これを押さえれば私のような昔を知らない現代人でも昔話風の話が書けるのではないか?


書いてみた↓


 むかしむかし、あるところに、おじいAとおばあBが住んでいました。2人はたいそう貧乏で、おじいAが河原に行って捕獲してきたアマガエルやバッタを毎日2人で焼いて食べているのでした。
 ある日、いつものようにおじいAが食料を探しに河原へ行くと、普段は誰もいない河原に人がいるのです。それは隣の家に住んでいるおじいCとおばあDでした。2人はキラキラと輝く金の衣を身にまとい、おじいAの姿を見てニヤニヤと笑っています。おじいCは言いました。

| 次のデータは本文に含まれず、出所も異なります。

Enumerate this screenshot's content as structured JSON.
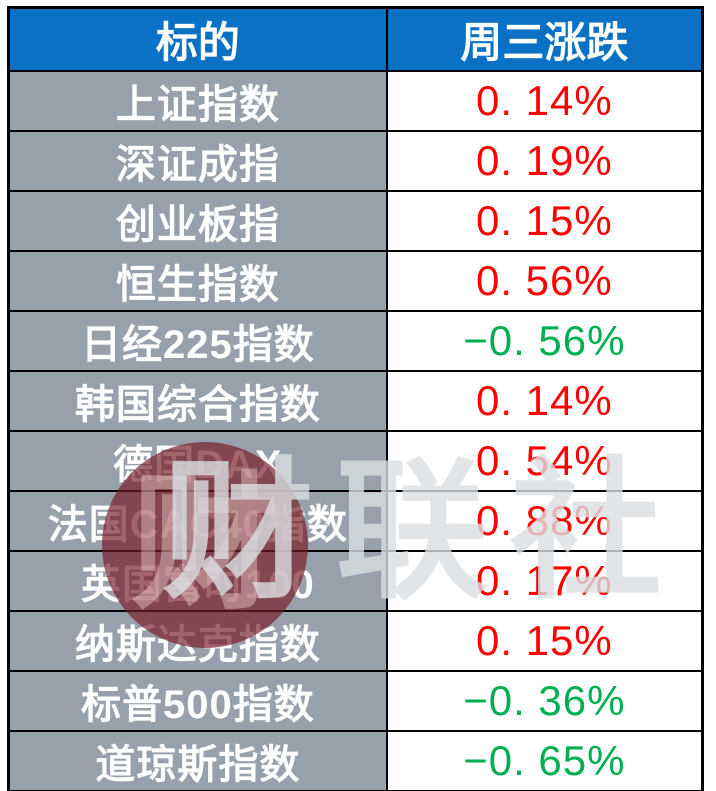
{
  "chart_data": {
    "type": "table",
    "title": "",
    "columns": [
      "标的",
      "周三涨跌"
    ],
    "rows": [
      [
        "上证指数",
        "0. 14%"
      ],
      [
        "深证成指",
        "0. 19%"
      ],
      [
        "创业板指",
        "0. 15%"
      ],
      [
        "恒生指数",
        "0. 56%"
      ],
      [
        "日经225指数",
        "−0. 56%"
      ],
      [
        "韩国综合指数",
        "0. 14%"
      ],
      [
        "德国DAX",
        "0. 54%"
      ],
      [
        "法国CAC40指数",
        "0. 88%"
      ],
      [
        "英国富时100",
        "0. 17%"
      ],
      [
        "纳斯达克指数",
        "0. 15%"
      ],
      [
        "标普500指数",
        "−0. 36%"
      ],
      [
        "道琼斯指数",
        "−0. 65%"
      ]
    ],
    "values_numeric": [
      0.14,
      0.19,
      0.15,
      0.56,
      -0.56,
      0.14,
      0.54,
      0.88,
      0.17,
      0.15,
      -0.36,
      -0.65
    ],
    "legend_note": "red = up, green = down (Chinese market convention)"
  },
  "table": {
    "header": {
      "col1": "标的",
      "col2": "周三涨跌"
    },
    "rows": [
      {
        "name": "上证指数",
        "change": "0. 14%",
        "direction": "up"
      },
      {
        "name": "深证成指",
        "change": "0. 19%",
        "direction": "up"
      },
      {
        "name": "创业板指",
        "change": "0. 15%",
        "direction": "up"
      },
      {
        "name": "恒生指数",
        "change": "0. 56%",
        "direction": "up"
      },
      {
        "name": "日经225指数",
        "change": "−0. 56%",
        "direction": "down"
      },
      {
        "name": "韩国综合指数",
        "change": "0. 14%",
        "direction": "up"
      },
      {
        "name": "德国DAX",
        "change": "0. 54%",
        "direction": "up"
      },
      {
        "name": "法国CAC40指数",
        "change": "0. 88%",
        "direction": "up"
      },
      {
        "name": "英国富时100",
        "change": "0. 17%",
        "direction": "up"
      },
      {
        "name": "纳斯达克指数",
        "change": "0. 15%",
        "direction": "up"
      },
      {
        "name": "标普500指数",
        "change": "−0. 36%",
        "direction": "down"
      },
      {
        "name": "道琼斯指数",
        "change": "−0. 65%",
        "direction": "down"
      }
    ]
  },
  "watermark": {
    "logo_char": "财",
    "text": "财联社"
  },
  "colors": {
    "header_bg": "#0A71C5",
    "label_bg": "#98A1AB",
    "up": "#FF0000",
    "down": "#00B050",
    "border": "#000000"
  }
}
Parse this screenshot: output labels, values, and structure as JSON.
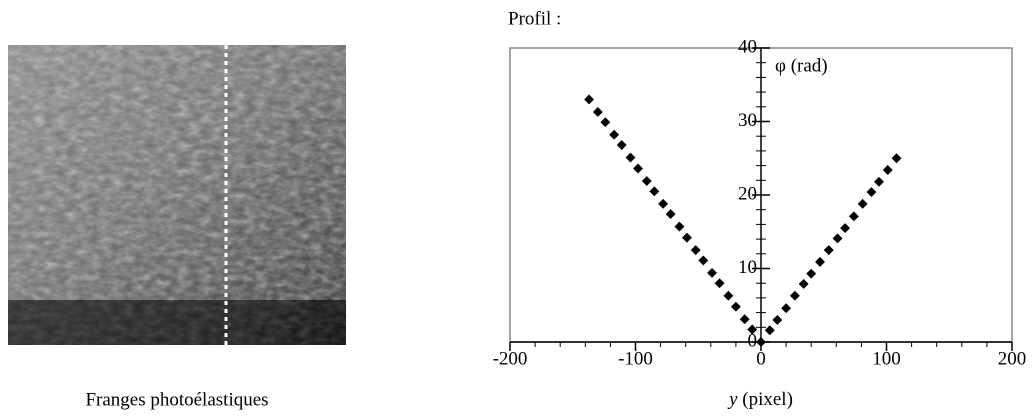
{
  "image_caption": "Franges photoélastiques",
  "chart_data": {
    "type": "scatter",
    "title": "Profil :",
    "x_label_var": "y",
    "x_label_unit": "(pixel)",
    "y_label": "φ (rad)",
    "xlim": [
      -200,
      200
    ],
    "ylim": [
      0,
      40
    ],
    "xticks": [
      -200,
      -100,
      0,
      100,
      200
    ],
    "yticks": [
      0,
      10,
      20,
      30,
      40
    ],
    "xminorticks": [
      -180,
      -160,
      -140,
      -120,
      -80,
      -60,
      -40,
      -20,
      20,
      40,
      60,
      80,
      120,
      140,
      160,
      180
    ],
    "yminorticks": [
      2,
      4,
      6,
      8,
      12,
      14,
      16,
      18,
      22,
      24,
      26,
      28,
      32,
      34,
      36,
      38
    ],
    "series": [
      {
        "color": "#000000",
        "x": [
          -137,
          -130,
          -124,
          -117,
          -111,
          -104,
          -98,
          -91,
          -85,
          -78,
          -72,
          -65,
          -59,
          -52,
          -46,
          -39,
          -33,
          -26,
          -20,
          -13,
          -7,
          0,
          7,
          13,
          20,
          27,
          34,
          40,
          47,
          54,
          61,
          67,
          74,
          81,
          88,
          94,
          101,
          108
        ],
        "values": [
          33,
          31.3,
          29.9,
          28.2,
          26.8,
          25.1,
          23.6,
          21.9,
          20.5,
          18.8,
          17.4,
          15.7,
          14.2,
          12.5,
          11.1,
          9.4,
          8,
          6.3,
          4.8,
          3.1,
          1.7,
          0,
          1.6,
          3,
          4.6,
          6.3,
          7.9,
          9.3,
          10.9,
          12.5,
          14.1,
          15.5,
          17.1,
          18.8,
          20.4,
          21.8,
          23.4,
          25
        ]
      }
    ]
  }
}
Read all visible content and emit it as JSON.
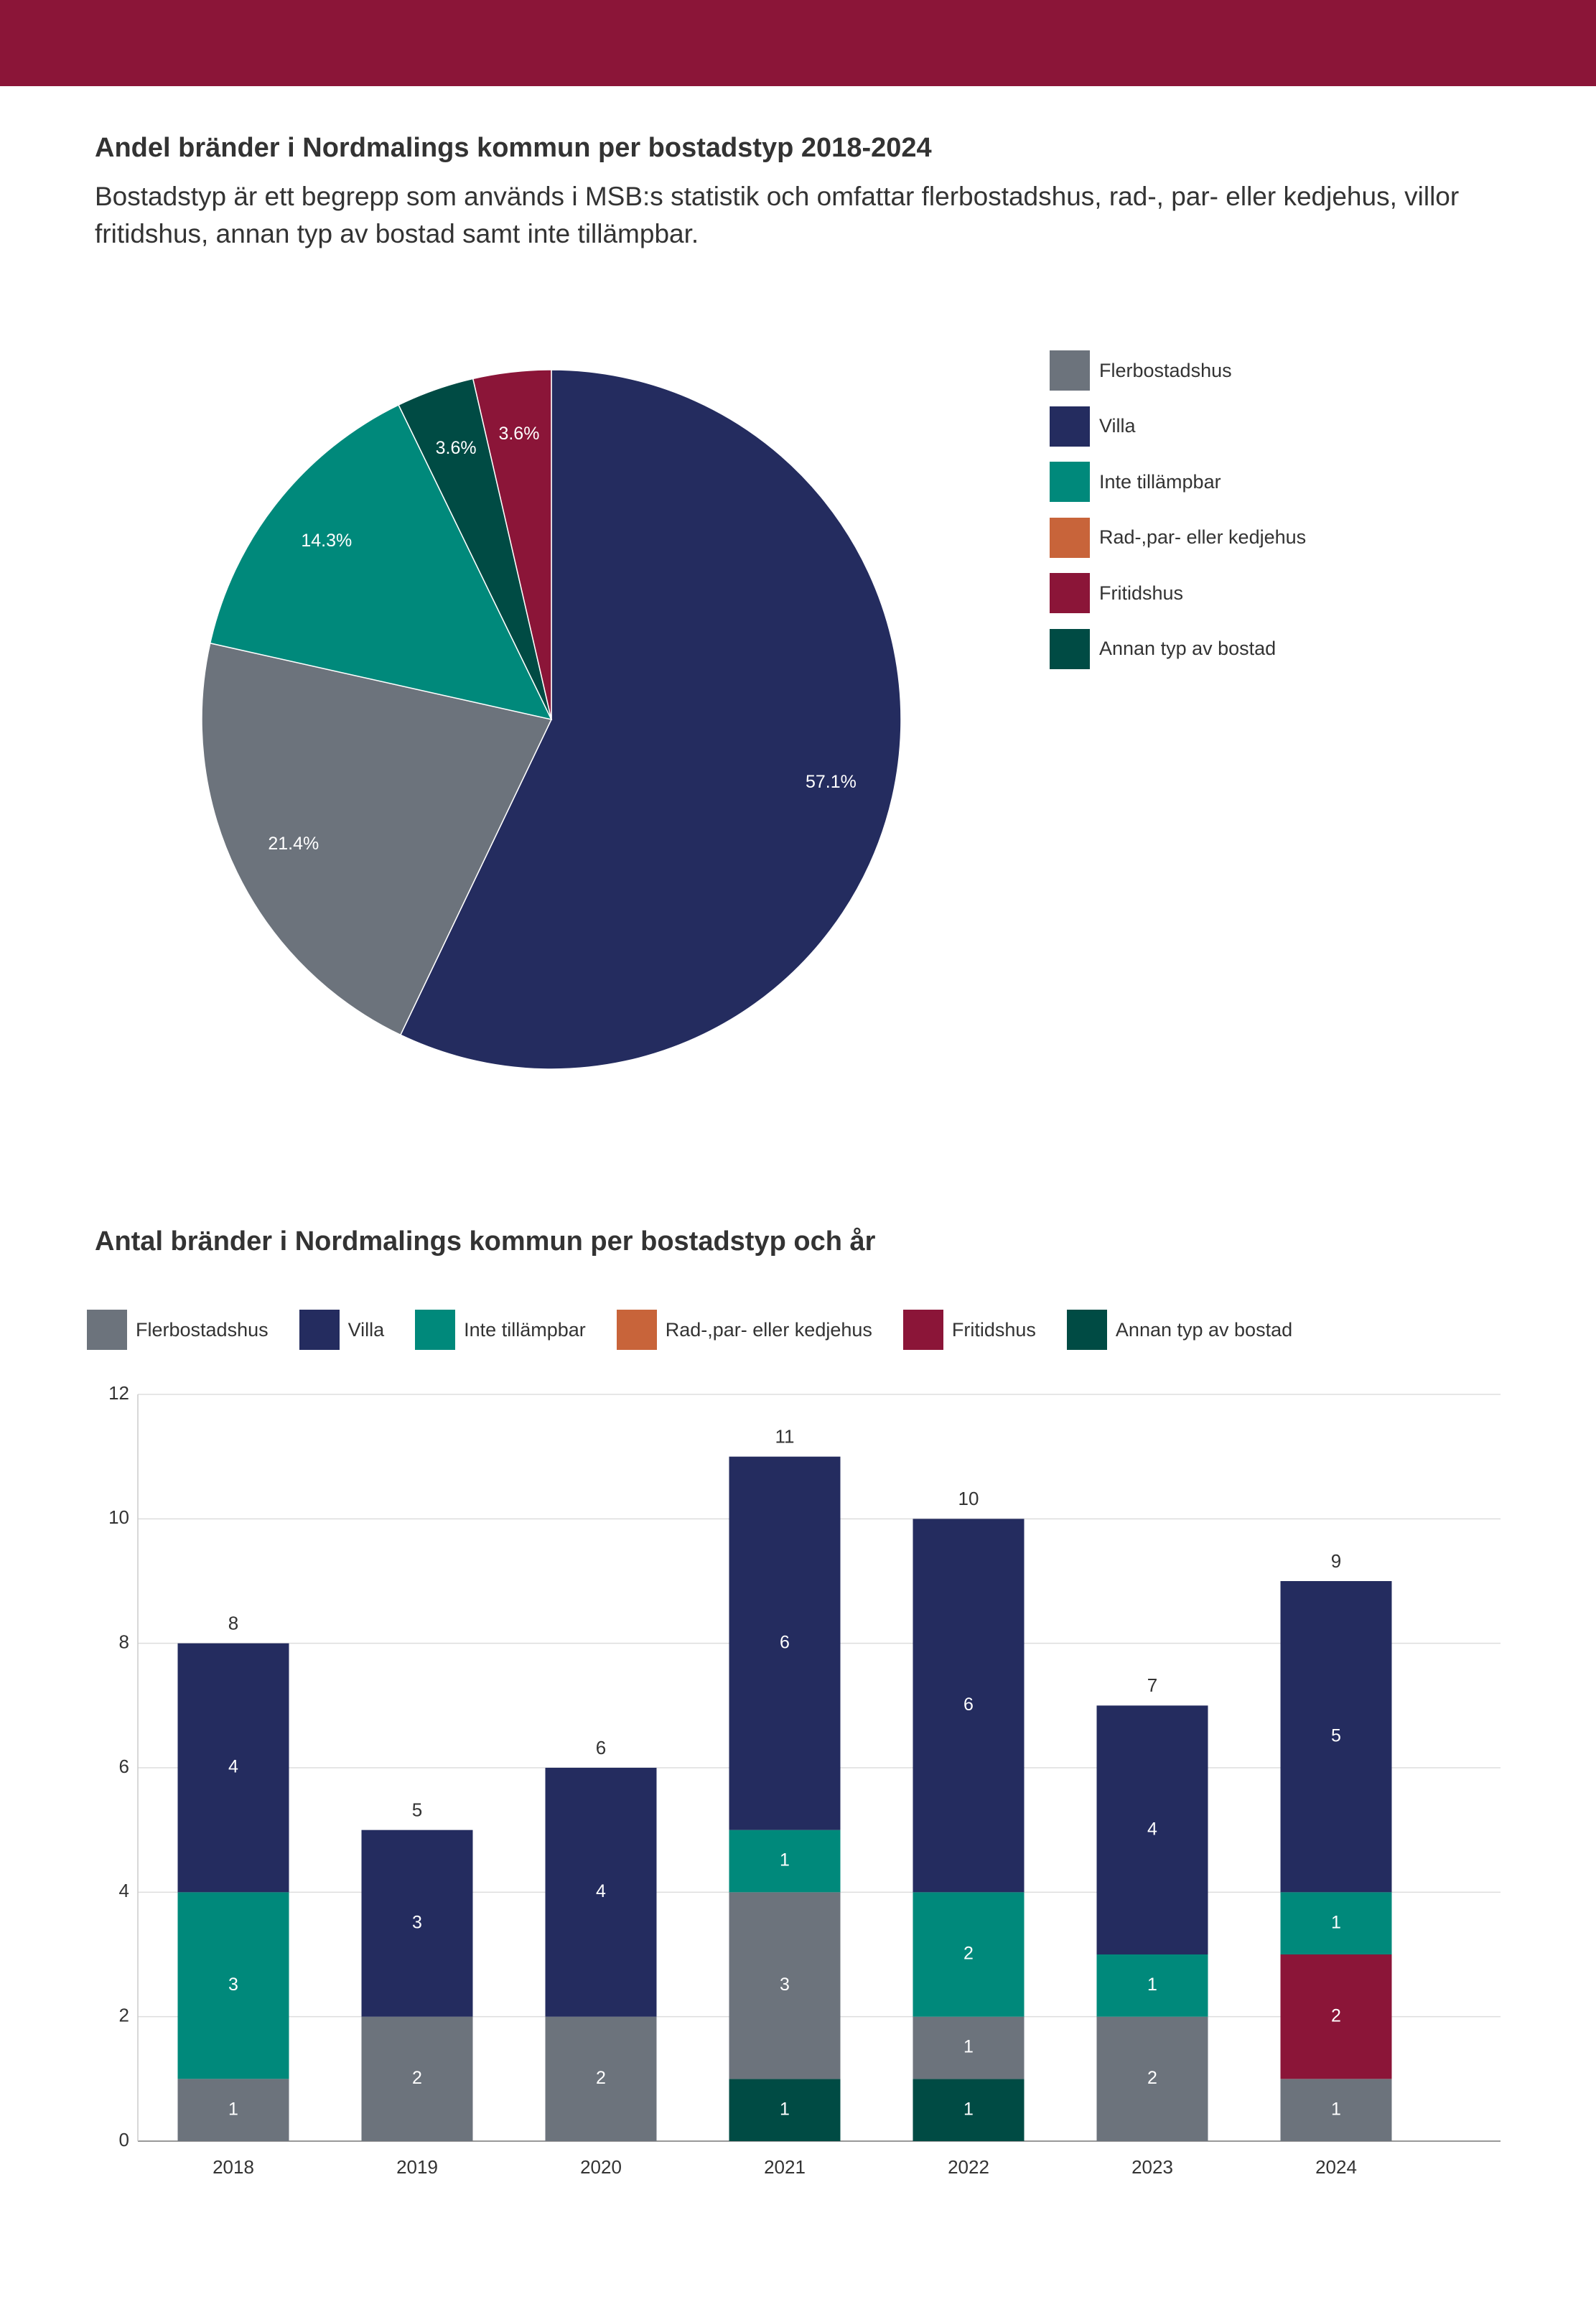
{
  "header": {
    "bar_color": "#8b1538"
  },
  "section1": {
    "title": "Andel bränder i Nordmalings kommun per bostadstyp 2018-2024",
    "subtitle": "Bostadstyp är ett begrepp som används i MSB:s statistik och omfattar flerbostadshus, rad-, par- eller kedjehus, villor fritidshus, annan typ av bostad samt inte tillämpbar."
  },
  "section2": {
    "title": "Antal bränder i Nordmalings kommun per bostadstyp och år"
  },
  "colors": {
    "Flerbostadshus": "#6c737c",
    "Villa": "#242c5f",
    "Inte tillämpbar": "#00897b",
    "Rad-,par- eller kedjehus": "#c8643a",
    "Fritidshus": "#8b1538",
    "Annan typ av bostad": "#004b44"
  },
  "chart_data": [
    {
      "type": "pie",
      "title": "Andel bränder i Nordmalings kommun per bostadstyp 2018-2024",
      "legend_position": "right",
      "legend": [
        "Flerbostadshus",
        "Villa",
        "Inte tillämpbar",
        "Rad-,par- eller kedjehus",
        "Fritidshus",
        "Annan typ av bostad"
      ],
      "slices": [
        {
          "name": "Villa",
          "value": 57.1,
          "label": "57.1%"
        },
        {
          "name": "Flerbostadshus",
          "value": 21.4,
          "label": "21.4%"
        },
        {
          "name": "Inte tillämpbar",
          "value": 14.3,
          "label": "14.3%"
        },
        {
          "name": "Annan typ av bostad",
          "value": 3.6,
          "label": "3.6%"
        },
        {
          "name": "Fritidshus",
          "value": 3.6,
          "label": "3.6%"
        }
      ]
    },
    {
      "type": "bar",
      "stacked": true,
      "title": "Antal bränder i Nordmalings kommun per bostadstyp och år",
      "legend_position": "top",
      "categories": [
        "2018",
        "2019",
        "2020",
        "2021",
        "2022",
        "2023",
        "2024"
      ],
      "ylim": [
        0,
        12
      ],
      "yticks": [
        0,
        2,
        4,
        6,
        8,
        10,
        12
      ],
      "grid": true,
      "series": [
        {
          "name": "Annan typ av bostad",
          "values": [
            0,
            0,
            0,
            1,
            1,
            0,
            0
          ]
        },
        {
          "name": "Flerbostadshus",
          "values": [
            1,
            2,
            2,
            3,
            1,
            2,
            1
          ]
        },
        {
          "name": "Fritidshus",
          "values": [
            0,
            0,
            0,
            0,
            0,
            0,
            2
          ]
        },
        {
          "name": "Rad-,par- eller kedjehus",
          "values": [
            0,
            0,
            0,
            0,
            0,
            0,
            0
          ]
        },
        {
          "name": "Inte tillämpbar",
          "values": [
            3,
            0,
            0,
            1,
            2,
            1,
            1
          ]
        },
        {
          "name": "Villa",
          "values": [
            4,
            3,
            4,
            6,
            6,
            4,
            5
          ]
        }
      ],
      "totals": [
        8,
        5,
        6,
        11,
        10,
        7,
        9
      ]
    }
  ]
}
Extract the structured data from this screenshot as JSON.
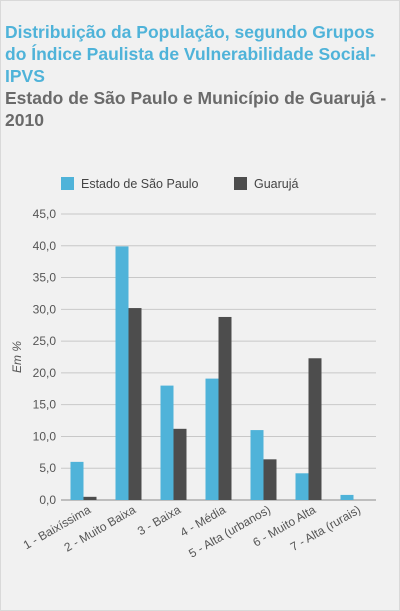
{
  "title": "Distribuição da População, segundo Grupos do Índice Paulista de Vulnerabilidade Social-IPVS",
  "subtitle": "Estado de São Paulo e Município de Guarujá - 2010",
  "chart_data": {
    "type": "bar",
    "categories": [
      "1 - Baixíssima",
      "2 - Muito Baixa",
      "3 - Baixa",
      "4 - Média",
      "5 - Alta (urbanos)",
      "6 - Muito Alta",
      "7 - Alta (rurais)"
    ],
    "series": [
      {
        "name": "Estado de São Paulo",
        "values": [
          6.0,
          39.9,
          18.0,
          19.1,
          11.0,
          4.2,
          0.8
        ]
      },
      {
        "name": "Guarujá",
        "values": [
          0.5,
          30.2,
          11.2,
          28.8,
          6.4,
          22.3,
          0.0
        ]
      }
    ],
    "ylabel": "Em %",
    "ylim": [
      0,
      45
    ],
    "yticks": [
      "0,0",
      "5,0",
      "10,0",
      "15,0",
      "20,0",
      "25,0",
      "30,0",
      "35,0",
      "40,0",
      "45,0"
    ],
    "grid": true,
    "legend_position": "top",
    "colors": {
      "Estado de São Paulo": "#4fb3d9",
      "Guarujá": "#4d4d4d"
    }
  }
}
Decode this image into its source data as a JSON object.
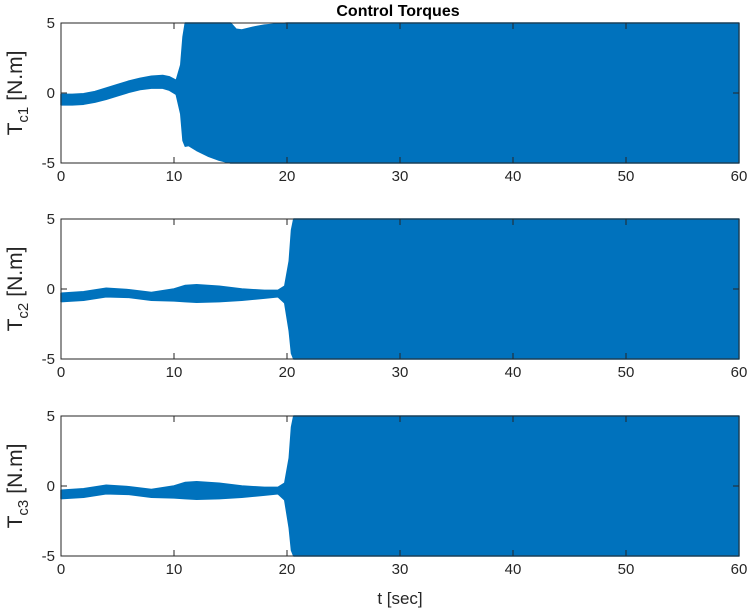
{
  "chart_data": [
    {
      "type": "area",
      "title": "Control Torques",
      "ylabel_main": "T",
      "ylabel_sub": "c1",
      "ylabel_unit": "[N.m]",
      "xlabel": "",
      "xlim": [
        0,
        60
      ],
      "ylim": [
        -5,
        5
      ],
      "xticks": [
        "0",
        "10",
        "20",
        "30",
        "40",
        "50",
        "60"
      ],
      "yticks": [
        "-5",
        "0",
        "5"
      ],
      "color": "#0072BD",
      "series": [
        {
          "x": [
            0,
            1,
            2,
            3,
            4,
            5,
            6,
            7,
            8,
            9,
            9.6,
            10.2,
            10.6,
            10.8,
            11,
            11.3,
            11.6,
            12,
            13,
            14,
            15,
            15.5,
            16,
            17,
            18,
            20,
            22,
            25,
            30,
            40,
            50,
            60
          ],
          "upper": [
            -0.1,
            -0.1,
            -0.05,
            0.1,
            0.35,
            0.6,
            0.85,
            1.05,
            1.2,
            1.25,
            1.15,
            0.9,
            2.0,
            4.0,
            5,
            5,
            5,
            5,
            5,
            5,
            5,
            4.55,
            4.5,
            4.7,
            4.85,
            5,
            5,
            5,
            5,
            5,
            5,
            5
          ],
          "lower": [
            -0.85,
            -0.85,
            -0.8,
            -0.65,
            -0.45,
            -0.2,
            0.05,
            0.25,
            0.35,
            0.35,
            0.2,
            -0.1,
            -1.5,
            -3.4,
            -3.8,
            -3.75,
            -3.9,
            -4.1,
            -4.5,
            -4.8,
            -5,
            -5,
            -5,
            -5,
            -5,
            -5,
            -5,
            -5,
            -5,
            -5,
            -5,
            -5
          ]
        }
      ]
    },
    {
      "type": "area",
      "title": "",
      "ylabel_main": "T",
      "ylabel_sub": "c2",
      "ylabel_unit": "[N.m]",
      "xlabel": "",
      "xlim": [
        0,
        60
      ],
      "ylim": [
        -5,
        5
      ],
      "xticks": [
        "0",
        "10",
        "20",
        "30",
        "40",
        "50",
        "60"
      ],
      "yticks": [
        "-5",
        "0",
        "5"
      ],
      "color": "#0072BD",
      "series": [
        {
          "x": [
            0,
            2,
            4,
            6,
            8,
            10,
            11,
            12,
            14,
            16,
            18,
            19.2,
            19.8,
            20.2,
            20.4,
            20.6,
            21,
            30,
            40,
            50,
            60
          ],
          "upper": [
            -0.3,
            -0.2,
            0.05,
            -0.05,
            -0.25,
            0.0,
            0.25,
            0.3,
            0.2,
            0.0,
            -0.1,
            -0.1,
            0.2,
            2.0,
            4.2,
            5,
            5,
            5,
            5,
            5,
            5
          ],
          "lower": [
            -0.9,
            -0.8,
            -0.55,
            -0.6,
            -0.8,
            -0.85,
            -0.9,
            -0.95,
            -0.9,
            -0.8,
            -0.65,
            -0.55,
            -1.0,
            -3.0,
            -4.6,
            -5,
            -5,
            -5,
            -5,
            -5,
            -5
          ]
        }
      ]
    },
    {
      "type": "area",
      "title": "",
      "ylabel_main": "T",
      "ylabel_sub": "c3",
      "ylabel_unit": "[N.m]",
      "xlabel": "t [sec]",
      "xlim": [
        0,
        60
      ],
      "ylim": [
        -5,
        5
      ],
      "xticks": [
        "0",
        "10",
        "20",
        "30",
        "40",
        "50",
        "60"
      ],
      "yticks": [
        "-5",
        "0",
        "5"
      ],
      "color": "#0072BD",
      "series": [
        {
          "x": [
            0,
            2,
            4,
            6,
            8,
            10,
            11,
            12,
            14,
            16,
            18,
            19.2,
            19.8,
            20.2,
            20.4,
            20.6,
            21,
            30,
            40,
            50,
            60
          ],
          "upper": [
            -0.3,
            -0.2,
            0.05,
            -0.05,
            -0.25,
            0.0,
            0.25,
            0.3,
            0.2,
            0.0,
            -0.1,
            -0.1,
            0.2,
            2.0,
            4.2,
            5,
            5,
            5,
            5,
            5,
            5
          ],
          "lower": [
            -0.9,
            -0.8,
            -0.55,
            -0.6,
            -0.8,
            -0.85,
            -0.9,
            -0.95,
            -0.9,
            -0.8,
            -0.65,
            -0.55,
            -1.0,
            -3.0,
            -4.6,
            -5,
            -5,
            -5,
            -5,
            -5,
            -5
          ]
        }
      ]
    }
  ]
}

「悪いけど、この土地はわしらが買ったんじゃ。出ていってくれ。カエル食いの貧乏人にはわからんかもしれんが、世の中は金が物を言うんじゃよ」
心優しいおじいAは嫌な顔一つせず、
「すまんのう。わしは別の場所を探すよ」
と言い、去っていきました。おじいCとおばあDは彼の反応がもの足りなかったのか、
「ちぇっ、つまんねぇの」
と言いながら唾を吐いていました。
 結局、おじいAは十分な食料を見つけられず、その日の夜はおばあBと一緒に雑草を食べました。しかし、その雑草には毒があったのです。2人は酷い腹痛にのたうちまわりました。おじいAは何度も
「すまんのう。わしのせいで」
と謝りましたが、おばあBは
「気にすんな。苦しい時を共にするのが夫婦というものじゃ」
と気丈に振る舞うのでした。
 どのくらい経ったことでしょう。もうすっかり真夜中になり、二人の腹痛は治っていました。やっと眠りにつけると思っていたのも束の間、近くで大きな物音と悲鳴が聞こえるのです。外に出てみると、巨大なカエルの妖怪が隣の家を破壊し、おじいCとおばあDを襲っていました。2人は
「助けてくれー!」
と叫んでいます。おじいAはどうすれば良いのかわからず、立ち尽くしてしまいました。すると、おばあBが言いました。
「そうだ、雑草!あの雑草を食わせるんじゃ!」
「なるほど!」
そう言うとおじいAはすぐさま家にある雑草を取ってきて、巨大なカエルの口に投げ込みました。カエルは勢いよく飛んできた雑草を飲み込み、苦しみながら逃げていきました。
 後日、おじいAとおばあBは隣の家の夫婦に呼び出されました。身体中に包帯を巻いたおじいCは大きな金の箱を差し出して言いました。
「おぬしらは命の恩人じゃ。今まで揶揄ってすまなかった。これを受け取ってくれ。」
箱をあけてみると中には光る財宝がたくさん詰め込まれています。おじいAは
「気持ちだけで十分じゃよ」
と遠慮しましたが、おじいCがどうしてもと言うのでありがたく受け取りました。
 その後、おじいAとおばあBは貰った財宝で幸せに暮らしましたとさ。めでたしめでたし。